CV behavior in an uncontrolled environment was a real problem. COCO-SSD would frequently pick up background objects rather than the item being presented, and would misidentify or miss items under suboptimal lighting. We iterated on the detection logic extensively: confidence thresholds, picking a single "best" detection, constraining when we trigger (frame stability, time-based fallback), and a motion-based fallback so flexible packaging like chip bags still gets a box and can be scanned. The backend does its own vision (Claude sees the image), but the frontend still had to send the right frame at the right time.
We switched vision providers mid-build. We started with Google Cloud Vision API for item identification but found the label granularity too coarse and the results often inaccurate. We removed it and moved to Claude Sonnet via Perplexity for the whole pipeline: the backend now sends the image directly to Claude, which both identifies and classifies the item in one call. That proved much more effective.
Getting the full pipeline — camera to classification to city-specific disposal reasoning — running end-to-end is something we're genuinely proud of. The frontend handles real-time detection and framing in the browser; the backend does a single, clear request (image + city MRF doc → verdict). The system handles four disposal categories including hazardous (special disposal), which no consumer recycling product we found treats as a primary feature.
We're also proud of the RAG pipeline we built. Ingesting and cleaning real MRF guidelines from four major US cities and making them reliably retrievable (ChromaDB + sentence-transformers) required real work.
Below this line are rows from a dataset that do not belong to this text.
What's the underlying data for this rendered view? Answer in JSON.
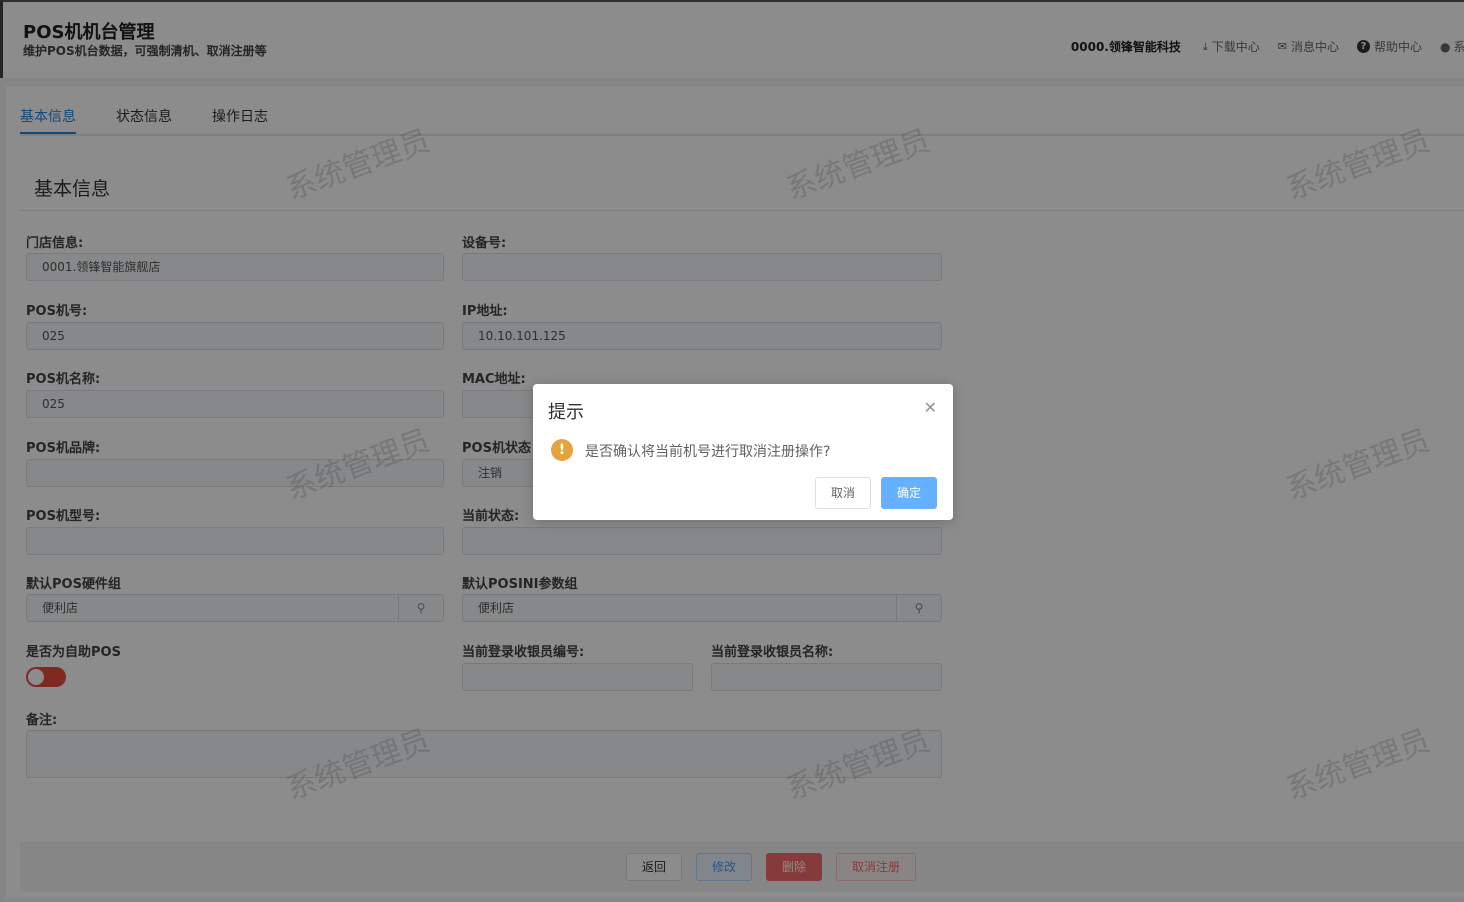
{
  "header": {
    "title": "POS机机台管理",
    "subtitle": "维护POS机台数据，可强制清机、取消注册等",
    "company": "0000.领锋智能科技",
    "download_label": "下载中心",
    "message_label": "消息中心",
    "help_label": "帮助中心",
    "user_label": "系"
  },
  "tabs": [
    {
      "label": "基本信息",
      "active": true
    },
    {
      "label": "状态信息",
      "active": false
    },
    {
      "label": "操作日志",
      "active": false
    }
  ],
  "section_title": "基本信息",
  "form": {
    "store_label": "门店信息:",
    "store_value": "0001.领锋智能旗舰店",
    "device_label": "设备号:",
    "device_value": "",
    "pos_no_label": "POS机号:",
    "pos_no_value": "025",
    "ip_label": "IP地址:",
    "ip_value": "10.10.101.125",
    "pos_name_label": "POS机名称:",
    "pos_name_value": "025",
    "mac_label": "MAC地址:",
    "mac_value": "",
    "brand_label": "POS机品牌:",
    "brand_value": "",
    "status_label": "POS机状态",
    "status_value": "注销",
    "model_label": "POS机型号:",
    "model_value": "",
    "current_status_label": "当前状态:",
    "current_status_value": "",
    "hw_group_label": "默认POS硬件组",
    "hw_group_value": "便利店",
    "ini_group_label": "默认POSINI参数组",
    "ini_group_value": "便利店",
    "self_pos_label": "是否为自助POS",
    "self_pos_on": false,
    "cashier_no_label": "当前登录收银员编号:",
    "cashier_no_value": "",
    "cashier_name_label": "当前登录收银员名称:",
    "cashier_name_value": "",
    "remark_label": "备注:",
    "remark_value": ""
  },
  "footer": {
    "back_label": "返回",
    "edit_label": "修改",
    "delete_label": "删除",
    "unregister_label": "取消注册"
  },
  "watermark_text": "系统管理员",
  "dialog": {
    "title": "提示",
    "message": "是否确认将当前机号进行取消注册操作?",
    "cancel_label": "取消",
    "ok_label": "确定",
    "icon": "warning-icon"
  },
  "colors": {
    "accent": "#1f86e0",
    "danger": "#f56c6c",
    "warning": "#e6a23c",
    "primary_light": "#66b1ff"
  }
}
The main scan flow currently uses the full doc in the prompt, but the RAG path is there for the test endpoint and for future retrieval-based flows, and the result is a system that can ground answers in actual municipal policy rather than generic recycling rules.
Building from real-world municipal data is a lesson in how messy real data is. The problem isn't retrieval technology — ChromaDB and sentence-transformers handle that well. The problem is what you feed in. Garbage in, garbage out applies more literally than usual when you're building a recycling product.
We also learned that the frontend detection layer and the backend reasoning layer need to be designed together. The frontend decides when to capture and what frame to send; the backend does the actual identification and classification from that image. Prompt engineering for Claude was tied to understanding what kinds of images we were actually sending — framing, lighting, single vs. multiple objects — so both pieces had to be developed and tested in tandem.
Bin Sentinel in its current form is a proof of concept, but the same pipeline is the foundation for something significantly more ambitious: fully automated single-chute sorting. One bin, no decision required from the consumer, with a downstream robotic system routing every item correctly. The technology demonstrated here is the sensing and reasoning layer that makes that vision possible.
On the nearer-term roadmap: expanding and automating MRF doc creation across the US, adding contamination-state detection (a clean pizza box vs. a greasy one should get different answers), and building a location-level analytics layer so building managers and city sustainability departments can see real-time contamination patterns — data that currently doesn't exist at that resolution anywhere.